En sondan başlayayım: Tabii ki Akatlar’daki Beşiktaş maçı. Taraftar 3-4 saat boyunca, maç öncesinde, maçta ve maç sonunda bana küfretti. Hakemler de taraftarı fazla uyarmadı. Bir kere maçı durdurdular, o kadar. Pek bir şey olmadı. Normalde bir takımın taraftarı maç boyu küfür ediyorsa, kural olarak salonun boşaltılması gerekir. Ama yapmadılar. Tabii ki zordu. Herhangi bir insana herkes küfür ederse, çok da hoş olmaz. Orada biraz çileden çıktım ama maçta olabildiği kadar oynadım. Beni çok etkilemezdi ama üzücü bir şey. Çünkü taraftar küfür etse, hangi oyuncunun hoşuna gider? Kendini nasıl hisseder? Herhangi bir vatandaş söylesin.

Kaynak: basketdergisi.com

• Cevaplaması zor bir soru olabilir ama yine de sormak istiyorum: 2008-09 sezonu TBL Final Serisi’nde 2-0 öne geçmemize rağmen şampiyonluğu Efes Pilsen’e 4-2 ile kaybetmiştik. Seriye dair görüşleriniz nelerdir?

Bizim için gerçekten üzücüydü. Bugün gibi hatırlıyorum, çok da iyi başlamıştık. Tabii ki bizim de hatalarımız var ama hakem kararları vardı. 2-0’dan kaybetmemek gerekiyordu. Olabilir, sonuçta spor. Bir gün iyi oynarsın, bir gün kötü oynarsın, kaybettiğimiz için üzüldüm ama bize ders oldu. Ondan sonraki maçları genel olarak kazandık. Her zaman bir ders yaşarsınız, o gün de kötüydük.

• Türkiye’de Fenerbahçe’nin haricinde Oyak Renault, Türk Telekom, Antalya BŞB ve Trabzonspor formaları giydiniz. Fenerbahçe’mizi diğer kulüplere göre özel kılan şey sizce nedir?

Fenerbahçe çok büyük bir camia. Taraftar mükemmel. Ben Fenerbahçeliyim, burada olmak Fenerbahçeli olsa da, olmasa da her oyuncu için büyük bir başarı. Büyük başarılar yakaladım, güzel şeyler yaşadım. Özel kılan şey ise sahaya çıkarken taraftarın verdiği destek, enerji… Kötü oynama şansın yok. Benim için taraftar değerli.

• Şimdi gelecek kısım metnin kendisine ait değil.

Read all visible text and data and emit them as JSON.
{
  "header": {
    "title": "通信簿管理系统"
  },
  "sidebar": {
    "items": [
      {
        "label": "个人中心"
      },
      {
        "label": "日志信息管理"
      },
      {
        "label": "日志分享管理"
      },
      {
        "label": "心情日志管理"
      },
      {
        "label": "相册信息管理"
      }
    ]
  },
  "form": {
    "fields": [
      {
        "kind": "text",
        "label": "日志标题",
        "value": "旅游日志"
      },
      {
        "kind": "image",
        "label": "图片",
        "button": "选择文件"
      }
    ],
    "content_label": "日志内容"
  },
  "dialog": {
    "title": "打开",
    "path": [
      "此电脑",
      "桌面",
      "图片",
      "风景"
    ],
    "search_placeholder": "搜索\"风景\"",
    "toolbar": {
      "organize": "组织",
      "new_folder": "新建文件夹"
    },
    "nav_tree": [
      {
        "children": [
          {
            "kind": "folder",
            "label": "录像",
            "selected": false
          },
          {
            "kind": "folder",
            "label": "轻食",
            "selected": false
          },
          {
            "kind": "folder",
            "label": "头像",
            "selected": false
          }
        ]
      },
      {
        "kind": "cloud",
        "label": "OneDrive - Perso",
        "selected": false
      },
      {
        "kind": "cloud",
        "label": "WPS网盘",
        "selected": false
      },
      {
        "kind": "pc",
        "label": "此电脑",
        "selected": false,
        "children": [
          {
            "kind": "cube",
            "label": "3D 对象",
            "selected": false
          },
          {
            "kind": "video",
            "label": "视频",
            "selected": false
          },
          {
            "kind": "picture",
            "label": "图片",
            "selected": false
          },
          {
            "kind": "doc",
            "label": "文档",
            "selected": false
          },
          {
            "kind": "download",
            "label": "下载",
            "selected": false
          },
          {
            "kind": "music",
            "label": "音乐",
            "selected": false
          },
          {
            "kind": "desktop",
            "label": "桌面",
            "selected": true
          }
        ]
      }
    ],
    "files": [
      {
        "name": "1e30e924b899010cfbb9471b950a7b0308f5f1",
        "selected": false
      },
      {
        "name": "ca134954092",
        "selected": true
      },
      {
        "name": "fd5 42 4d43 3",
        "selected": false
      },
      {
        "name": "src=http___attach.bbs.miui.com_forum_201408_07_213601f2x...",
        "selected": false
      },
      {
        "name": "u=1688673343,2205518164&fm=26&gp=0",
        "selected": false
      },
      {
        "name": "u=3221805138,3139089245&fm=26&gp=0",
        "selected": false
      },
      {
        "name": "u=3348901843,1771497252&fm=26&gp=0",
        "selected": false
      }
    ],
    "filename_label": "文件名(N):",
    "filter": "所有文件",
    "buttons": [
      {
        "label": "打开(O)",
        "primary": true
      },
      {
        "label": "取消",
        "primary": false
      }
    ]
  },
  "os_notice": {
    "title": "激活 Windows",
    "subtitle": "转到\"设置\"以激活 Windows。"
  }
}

Fenerbahçe – Lottomatica Roma maçı, 15 Ocak 2009. Fotoğraf: Bülent Kılıç

•  Fenerbahçe formasıyla Abdi İpekçi Spor Salonu’nun parkelerine sayısız kez çıktınız. Maalesef 2017’de yıkılan salon, birçok maçta unutulmaz atmosferlere ev sahipliği yaptı. Sizce o hava ve Fenerbahçe taraftarı nasıldı? Şu an Ülker Sports Arena’da bulunan taraftar profiliyle kıyaslamanız mümkün mü?

Fenerbahçe taraftarı her zaman mükemmel. Nerede olursak olalım, her zaman destek verdiler. Avrupa’ya gittik, İsviçre’ye gittik, birçok maçı hatırlıyorum, bizim taraftarımız onlarınkinden fazlaydı. Ve o desteği Abdi İpekçi’de olsun, başka yerde olsun, her yerde gördük.

Ben tabii ki Ülker Arena’da oynamadım ama o salon Fenerbahçe için daha iyi. Kendi salonumuzda oynuyoruz, taraftar için yakın, sonuçta Kadıköy’ün takımıyız. O atmosferi kendi salonumuzda yaşamak her zaman farklı. Abdi İpekçi’de de atmosfer çok güzeldi. Çok büyük maçlar oynadık, orada da unutulmaz anlar var. Ama Ülker Arena Fenerbahçe’nin salonu olduğu için daha güzel. Artık idman salonu yakın, her şey yakın, çok büyük tesisler yapıldı. Fenerbahçe taraftarı için en güzel salonlardan biri.

• Biraz önce bahsettiğimiz gibi, basketbolda, sizin oynadığınız dönemde büyük bir atılıma geçildi ve bu atılım en büyük meyvesini 2017’deki EuroLeague şampiyonluğu ile verdi. Sonuç olarak Fenerbahçe’miz Türk basketbolunda lokomotif kulüp haline gelmiş oldu. Söz konusu dönemi ve takımın bu sezonki durumunu nasıl görüyorsunuz? Formamızı giydiğiniz dönemde, bir gün bu seviyeye çıkılacağını ve Avrupa’nın en büyük kupasının müzemize geleceğini düşünmüş müydünüz?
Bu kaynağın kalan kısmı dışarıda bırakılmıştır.